また、運動能力に関していえば、たとえば乳児は這えるようになるとしきりに這おうとし、つかまり立ちができるようになるとしきりに立とうとする。これらは、この時期のこどもにとって遊びであるとともに、身体と運動の発達を支えてもいるのです。このように遊びは好んでなされ、しかも楽しく、その結果として、できなかった運動ができるようになるので、なお一層好まれ、結果的に、健康的な身体と運動能力の発達を強く促すのです。このように、本来子どもというものは、よろこんで成長し、前進し、新しい技術・能力・体力を身につけていくということが次第にはっきりしてきたのです。

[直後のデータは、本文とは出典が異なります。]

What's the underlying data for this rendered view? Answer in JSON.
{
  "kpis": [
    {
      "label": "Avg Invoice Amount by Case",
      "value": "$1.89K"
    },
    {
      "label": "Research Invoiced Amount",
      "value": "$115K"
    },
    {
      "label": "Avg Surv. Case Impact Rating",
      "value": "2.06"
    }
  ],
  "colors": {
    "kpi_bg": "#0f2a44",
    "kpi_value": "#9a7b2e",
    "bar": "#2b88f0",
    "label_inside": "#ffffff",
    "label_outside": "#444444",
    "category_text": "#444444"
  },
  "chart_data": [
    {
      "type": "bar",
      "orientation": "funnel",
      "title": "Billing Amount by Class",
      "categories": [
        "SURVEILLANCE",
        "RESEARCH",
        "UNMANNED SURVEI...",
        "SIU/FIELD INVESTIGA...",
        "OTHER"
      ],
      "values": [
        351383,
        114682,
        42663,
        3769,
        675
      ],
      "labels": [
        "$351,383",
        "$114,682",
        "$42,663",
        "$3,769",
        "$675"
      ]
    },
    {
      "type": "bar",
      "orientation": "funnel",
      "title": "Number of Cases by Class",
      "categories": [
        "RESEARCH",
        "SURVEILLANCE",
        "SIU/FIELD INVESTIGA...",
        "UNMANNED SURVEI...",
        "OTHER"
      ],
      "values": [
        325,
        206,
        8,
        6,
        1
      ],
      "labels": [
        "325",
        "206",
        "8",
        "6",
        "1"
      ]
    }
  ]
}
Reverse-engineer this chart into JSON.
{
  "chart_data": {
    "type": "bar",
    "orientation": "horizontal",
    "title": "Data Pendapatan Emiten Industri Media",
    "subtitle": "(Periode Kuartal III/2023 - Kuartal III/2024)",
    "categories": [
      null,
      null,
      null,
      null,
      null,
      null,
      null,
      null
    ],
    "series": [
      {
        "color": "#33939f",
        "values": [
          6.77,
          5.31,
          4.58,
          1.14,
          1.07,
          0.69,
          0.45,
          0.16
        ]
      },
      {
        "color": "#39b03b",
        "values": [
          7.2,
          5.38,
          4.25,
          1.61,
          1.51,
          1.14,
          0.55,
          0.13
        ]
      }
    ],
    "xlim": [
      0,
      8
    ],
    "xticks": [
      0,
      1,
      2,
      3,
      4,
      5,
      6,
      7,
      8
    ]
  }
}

 ハイデッガーのいう未来性、フロムのいう生産性、『知的好奇心』における向上心、これらにより、人間はたえず、自己自身の存在可能性を実現していくことによって成長・発達していく存在だといってよいと思います。マスローはこう述べています。「わたくしの考えるのに、いやしくも心理学の理論で人間は自己のうちに未来をもち、この現在の瞬間においても力動的にはたらいているという考え方を、中心におりこまないようなものは、決して完全なるものではないといってよい。」

 マスロー著 『完全なる人間』 誠信書房 P34

 これらのことから、本来人間とは、静的な(static)存在ではなく、たえず、自己自身の存在可能性を実現しつづけてゆく動的(dynamic)で、生産的な存在だといえるのです。